La condensation : processus de transformation pour toute figure de signification

Les métaphores condensées sont « souvent courtes […] concises, sans être plus originales dans leurs rapports que les images les plus longues qui suivront, [elles] frappent d’avantage l’esprit du lecteur par leur brièveté même » 195 , repérables généralement au niveau de la simple unité du vers. Par conséquent, la délimitation du segment métaphorique dépendra du type de cette notion (le vers), d’autant plus que nous signalons le recours à la versification libre dans les recueils poétiques d’Aragon, constituant notre corpus.
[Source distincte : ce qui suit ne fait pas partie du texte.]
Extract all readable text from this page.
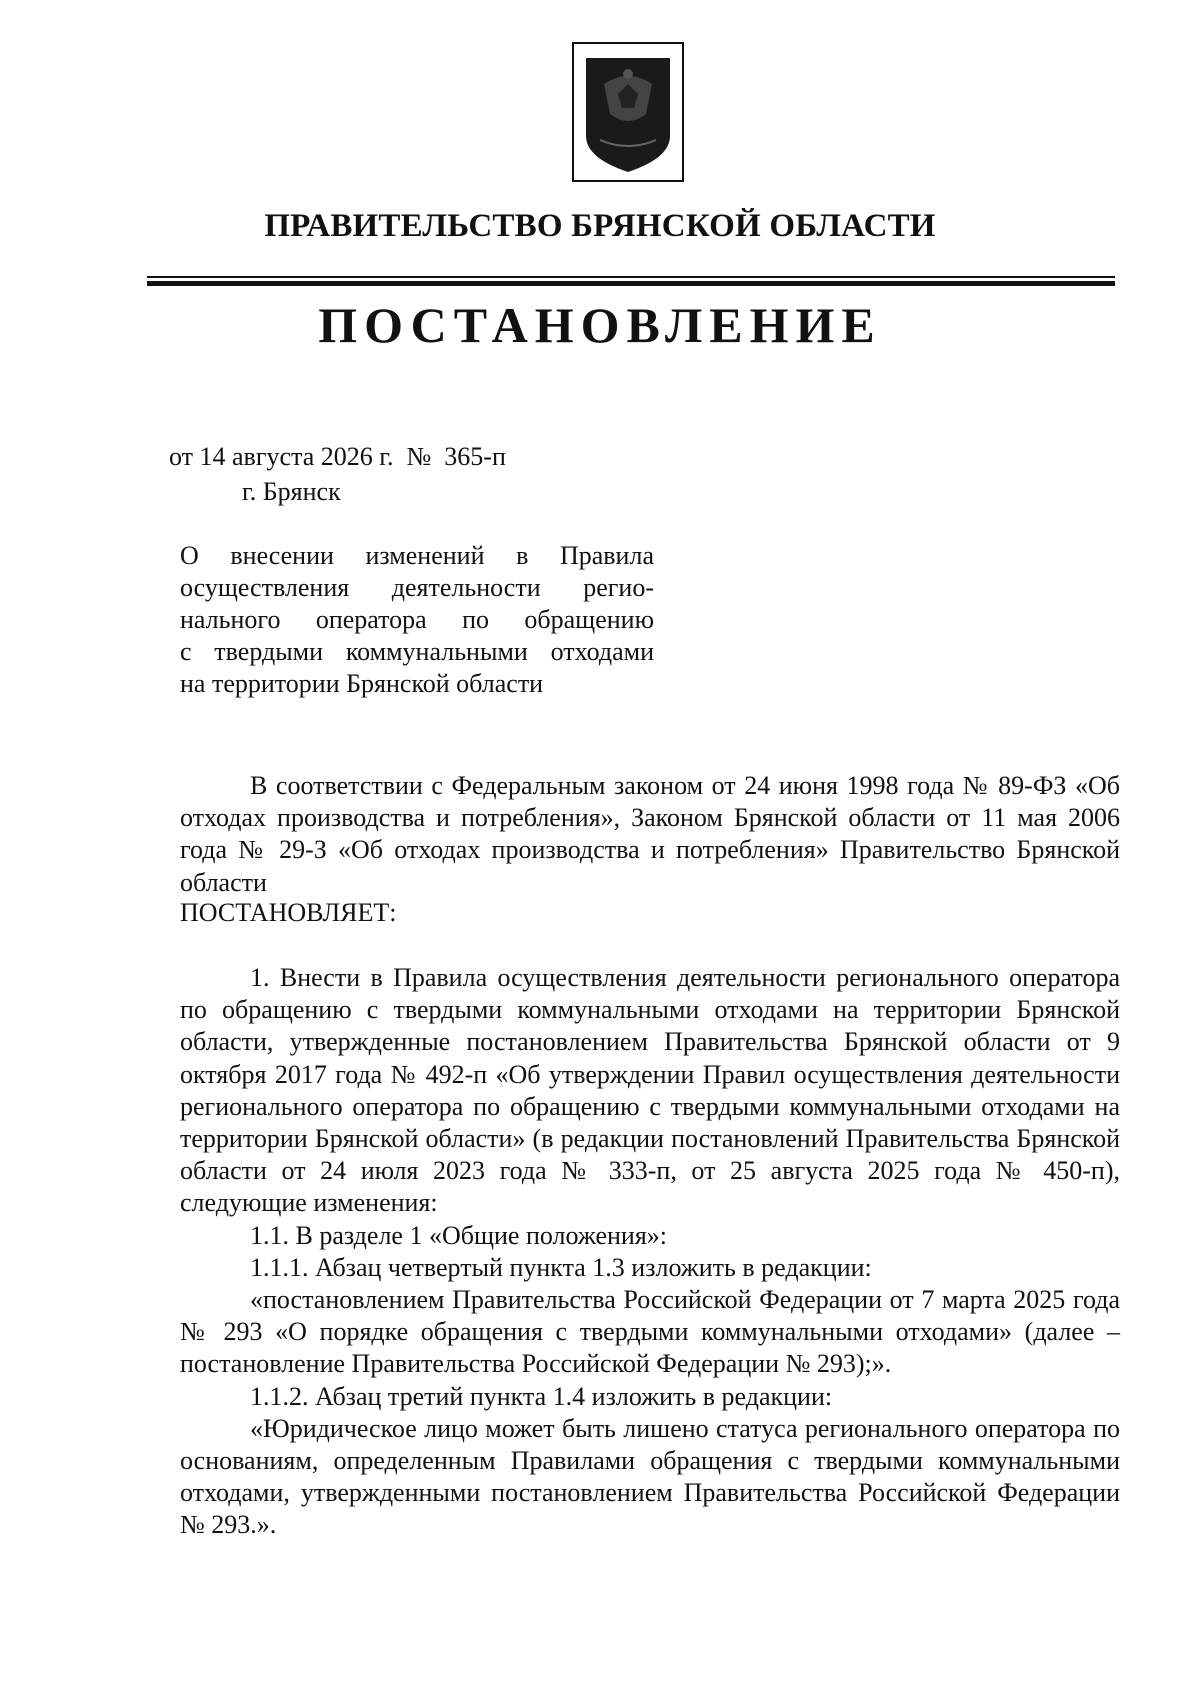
ПРАВИТЕЛЬСТВО БРЯНСКОЙ ОБЛАСТИ
ПОСТАНОВЛЕНИЕ
от 14 августа 2026 г.  №  365-п
г. Брянск
О внесении изменений в Правила
осуществления деятельности регио-
нального оператора по обращению
с твердыми коммунальными отходами
на территории Брянской области

В соответствии с Федеральным законом от 24 июня 1998 года № 89-ФЗ «Об отходах производства и потребления», Законом Брянской области от 11 мая 2006 года № 29-З «Об отходах производства и потребления» Правительство Брянской области

ПОСТАНОВЛЯЕТ:

1. Внести в Правила осуществления деятельности регионального оператора по обращению с твердыми коммунальными отходами на территории Брянской области, утвержденные постановлением Правительства Брянской области от 9 октября 2017 года № 492-п «Об утверждении Правил осуществления деятельности регионального оператора по обращению с твердыми коммунальными отходами на территории Брянской области» (в редакции постановлений Правительства Брянской области от 24 июля 2023 года № 333-п, от 25 августа 2025 года № 450-п), следующие изменения:

1.1. В разделе 1 «Общие положения»:

1.1.1. Абзац четвертый пункта 1.3 изложить в редакции:

«постановлением Правительства Российской Федерации от 7 марта 2025 года № 293 «О порядке обращения с твердыми коммунальными отходами» (далее – постановление Правительства Российской Федерации № 293);».

1.1.2. Абзац третий пункта 1.4 изложить в редакции:

«Юридическое лицо может быть лишено статуса регионального оператора по основаниям, определенным Правилами обращения с твердыми коммунальными отходами, утвержденными постановлением Правительства Российской Федерации № 293.».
Dans cette optique, nous exposerons d’abord les critères définitoires de la nouvelle forme propre à la poésie moderne, étant donné que G. Dessons déclare que le vers « libre des prescriptions métriques », « de nature rythmique », « repose sur la succession de groupes accentuels » et « mène à un point extrême la pratique de l’enjambement, jusqu’à la désarticulation des syntagmes, et même des mots » 196 . De la sorte, ce vers particulier touche à l’intégrité du mot, qui « n’est plus considéré comme une totalité sémantique minimale, mais comme un organisme décomposable en ses constituants phoniques ou graphiques par le jeu de la typographie » 197 . De plus, cette typographie particulière manifeste « une interrogation sur la présence du sujet, sur son inscription dans le poème » 198 , mais aussi constitue « un travail critique sur la poésie elle-même» 199 , car apparentée, de ce fait, au récit, dont elle constitue une forme particulière, indépendamment des canons de la versification.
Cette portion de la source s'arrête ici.